Mevsimlik işçiler gibi göçüyor oradan oraya düşüncelerim. Her doğan günün batışı kovalanırken, artık acıtmıyor hatta hiç kanatmıyor sürüklüyor, sanki masum bir tebessüm bir iz bırakıyor bu geceleri. Sesimi dinliyorum içimdeki sessizliğimi dışa vurmadan içimde yankılanıyorum.
Bir parça dağılmıyorum ya da akmıyorum, karışmıyorum sözlere. Sözlerim yakalayamıyor zamanı, sözler hep eksik, bir adım geride ve hep söylemek istediklerim anlatılamıyor yarım kalıyor. Gözüm dalıyor ama nedensiz, sorsan bir şey görmüyorum çabam bakmaya değil çabam küçük bir şey hissetmeye. Düşünüyorum, yeri gelince üstüne toprak attığım mezarların altına sığınmış hikayelerimi, korkum o dur ki ben bir mezar kazıcısı görevini üstlendim beni kim gömecek, bir ağacın gölgesine de eğilmeyi zafer bilirim hangi yapraklar üstüme serilecek.

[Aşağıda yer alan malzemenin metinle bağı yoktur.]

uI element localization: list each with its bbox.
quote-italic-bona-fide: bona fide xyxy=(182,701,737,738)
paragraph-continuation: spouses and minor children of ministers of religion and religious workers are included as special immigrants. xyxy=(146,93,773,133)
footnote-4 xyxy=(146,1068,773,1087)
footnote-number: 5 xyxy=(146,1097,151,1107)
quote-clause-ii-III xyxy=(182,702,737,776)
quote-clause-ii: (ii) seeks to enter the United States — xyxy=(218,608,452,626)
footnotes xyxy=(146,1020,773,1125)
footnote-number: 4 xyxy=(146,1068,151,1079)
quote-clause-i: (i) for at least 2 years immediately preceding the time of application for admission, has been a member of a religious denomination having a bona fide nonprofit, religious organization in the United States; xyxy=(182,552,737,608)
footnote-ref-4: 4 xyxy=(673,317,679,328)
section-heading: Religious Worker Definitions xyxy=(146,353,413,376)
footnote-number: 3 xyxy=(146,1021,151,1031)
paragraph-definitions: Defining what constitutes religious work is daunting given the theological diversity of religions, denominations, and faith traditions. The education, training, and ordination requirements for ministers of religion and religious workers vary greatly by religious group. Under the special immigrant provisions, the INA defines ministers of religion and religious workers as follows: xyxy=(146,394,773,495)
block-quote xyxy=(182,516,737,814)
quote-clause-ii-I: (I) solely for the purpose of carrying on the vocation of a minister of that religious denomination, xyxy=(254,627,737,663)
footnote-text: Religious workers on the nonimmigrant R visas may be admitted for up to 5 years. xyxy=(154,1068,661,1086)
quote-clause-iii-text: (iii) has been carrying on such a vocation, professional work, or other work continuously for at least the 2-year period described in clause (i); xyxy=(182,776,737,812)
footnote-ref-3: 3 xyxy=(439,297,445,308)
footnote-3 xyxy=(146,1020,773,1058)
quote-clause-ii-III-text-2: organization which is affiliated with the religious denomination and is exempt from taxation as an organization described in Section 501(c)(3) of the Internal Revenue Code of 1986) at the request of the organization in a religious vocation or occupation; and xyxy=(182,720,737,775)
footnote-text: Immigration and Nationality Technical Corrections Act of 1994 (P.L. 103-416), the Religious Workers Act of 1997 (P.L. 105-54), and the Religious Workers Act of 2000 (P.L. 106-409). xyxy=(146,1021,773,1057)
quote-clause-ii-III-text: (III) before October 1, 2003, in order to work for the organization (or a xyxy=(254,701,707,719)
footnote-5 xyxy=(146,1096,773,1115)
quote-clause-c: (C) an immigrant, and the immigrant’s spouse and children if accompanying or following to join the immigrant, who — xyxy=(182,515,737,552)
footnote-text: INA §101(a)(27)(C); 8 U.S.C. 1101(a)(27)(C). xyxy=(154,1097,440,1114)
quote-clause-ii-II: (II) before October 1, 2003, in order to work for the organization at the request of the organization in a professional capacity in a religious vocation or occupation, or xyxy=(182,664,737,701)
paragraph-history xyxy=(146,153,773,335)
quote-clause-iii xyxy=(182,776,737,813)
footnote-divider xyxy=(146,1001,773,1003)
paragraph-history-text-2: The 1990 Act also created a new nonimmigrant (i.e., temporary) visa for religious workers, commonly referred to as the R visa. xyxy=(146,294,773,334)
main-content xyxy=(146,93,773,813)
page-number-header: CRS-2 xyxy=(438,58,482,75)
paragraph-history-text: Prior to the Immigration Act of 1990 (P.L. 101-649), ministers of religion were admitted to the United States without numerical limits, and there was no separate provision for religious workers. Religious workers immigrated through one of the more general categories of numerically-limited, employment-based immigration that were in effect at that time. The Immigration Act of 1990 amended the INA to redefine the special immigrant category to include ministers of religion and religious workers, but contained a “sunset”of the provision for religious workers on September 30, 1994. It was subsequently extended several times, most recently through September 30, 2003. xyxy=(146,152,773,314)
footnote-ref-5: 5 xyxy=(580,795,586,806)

Kanatlarımın taşıyamayacağı kadar yorgunluk var bu aralar üzerimde, ne bir kuş kadar hür ne bir kaçış kadar firari, sebepsiz taşıyamadığım bir ağırlık edinmişim. Bir şeylerin farkına varıyorum her an her vakit bir şey karşılamıyor, inanmamışsam eğer inanmak bir şeye bağlanmak ve o yol uğrunda yol almak kadar uzunlaşıyor hatta boyutlaşıp derinleşiyor. Aslında üç boyut ve zamana bağlı tüm fonksiyonel gerçeklerden hatta göreceliklerden daha karmaşıklaşıyor yaşamakla, yaşamın çok ihtimallerine adını veriyor.
Zamansızlık, mekansızlık, durumsuzluk karşılıyor yaşanılan anı, kaderini bilemeyişinden bu kadar sorulara ve garip sonlara açık kalan kapı oluyor. Bir Hallelujah şarkısı arka fonda çalarken şimdi “And Love is not a victory march It’s a cold and it’s a broken Hallelujah ” sözünü kulaklarım sıyırıyor, kanıksadım öyle ki sahiplendim. Ben zaten Cervantes’in değirmenlere karşı olan yitik savaşçılardanım. Gurur duyuyorum her yaramı sarışımda, her nefesimin yettiği nefersiz kalmış savaşlardan bir şükür içinde çıkışımda ve hep yeki arayışımda.
Buruk kalsa da bir yanım ya da yalnız ya da yanlış, ben gerçeğin doğrusunu arıyorum o derece koyulaşıyor derinliğim, ne sevmeyi ne sevilmeyi diliyorum ben, ben demeyi sevmezken kendim olmaya çalışıyorum ve seviyorum.
Ay ışığı dokunuyor çarşafıma sarıyorum bedenimi saklıyorum karanlığımı gözbebeklerim büyüyor onlar retinaya ışık taşıma derdinde, ben ise beden bir et her insan bir et, insanlar et seviyor diye söylenmekteyim.
İlahi Komedyada ki Limbus’un üst katındaki tarafsızlık içindeyim hatta altı üstü bile yok tarafımca, biliyorum tarafın yoksa anlaşılamazsın. Beni sen anla bir yara olma bende, beni senler ve sen benler.